Psychological testing is also discriminated against. The clearest example is the association of learning disorders with ADHD. Most studies show that at least 1/3 of people with ADHD have associated learning disorders. There are currently some managed care companies that not only have no psychologists to do this testing, they only allow for testing based on "medical necessity" whatever that might be. Psychologists that do testing are essentially managed right out of managed care companies or are so unavailable that it takes months or longer to do the testing. My speculation is that any quality improvement program on this issue for any managed care company would indicate either inadequate levels of testing and/or overdiagnosis of ADHD. It could easily be accomplished by looking at the number of ADHD prescriptions and determining if any testing had been done. It turns out managed care companies are the worst at determining the level of prescribing, psychotherapy and psychological testing needed to treat any population of people with mental illness.
Those are a few of my ideas just looking at the graphic. I am sure that I will have some more posts on this in the future. My main point this evening is that it is certainly understandable to try to fight this battle with special interest politicians but it is generally a battle that cannot be won at that level. Politicians will deplete time and money and give you nothing in return. There are just too many people who think that they should be able to prescribe medications irrespective of their training relative to the training of physicians. The only way to beat them is to excel and pull away looking at them in the rear-view mirror.
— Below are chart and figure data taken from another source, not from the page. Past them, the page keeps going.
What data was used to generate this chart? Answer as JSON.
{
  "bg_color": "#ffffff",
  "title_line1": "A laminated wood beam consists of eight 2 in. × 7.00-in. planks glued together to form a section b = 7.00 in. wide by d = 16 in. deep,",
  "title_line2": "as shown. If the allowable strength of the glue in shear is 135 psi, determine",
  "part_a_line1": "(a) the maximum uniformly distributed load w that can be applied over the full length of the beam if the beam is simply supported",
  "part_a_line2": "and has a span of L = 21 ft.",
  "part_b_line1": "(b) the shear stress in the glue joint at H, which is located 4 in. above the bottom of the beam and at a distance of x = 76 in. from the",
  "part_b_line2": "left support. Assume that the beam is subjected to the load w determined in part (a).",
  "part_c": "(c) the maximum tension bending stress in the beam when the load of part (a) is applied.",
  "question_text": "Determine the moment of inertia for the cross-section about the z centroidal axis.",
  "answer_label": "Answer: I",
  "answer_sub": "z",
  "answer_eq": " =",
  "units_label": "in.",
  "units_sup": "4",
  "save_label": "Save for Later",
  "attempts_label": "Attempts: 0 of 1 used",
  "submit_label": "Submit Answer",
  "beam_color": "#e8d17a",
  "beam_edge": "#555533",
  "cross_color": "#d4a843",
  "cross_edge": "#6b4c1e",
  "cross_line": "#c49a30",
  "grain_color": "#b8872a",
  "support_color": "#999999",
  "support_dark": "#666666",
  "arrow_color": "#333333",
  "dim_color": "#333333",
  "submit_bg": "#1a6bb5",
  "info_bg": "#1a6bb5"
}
One thing is for sure - if I come to your clinic to see a Cardiologist - I better be seeing a Cardiologist and not a prescriber.
George Dawson, MD, DFAPA
In thinking a little bit more about the current MPS approach, I came up with an alternative. I would ask MPS members to send in all of the medical problems and diagnoses they have made in the course of their practice on a month to month basis and compile them on the web site. That would go a long way toward differentiating medical and psychiatric practice from non-medical mental health practice. I would include diagnosing and treating complications of medical treatment. That would make more of an impact than the current infographic.
The graphic at the top is from the referenced source. I am a member and Past President of the MPS and a Distinguished Fellow of the APA. Use of this graphic is for commentary purposes and does not imply endorsement of me by the MPS or APA, although that should be fairly obvious.
As far as the graphic goes I realize that I am not the target audience here, but even with that premise the graphic appears to seriously dumb down what I do on a daily basis. That is one of the central problems in trying to condense and compare 8 years of education and training to someone with essentially no training at all in medicine.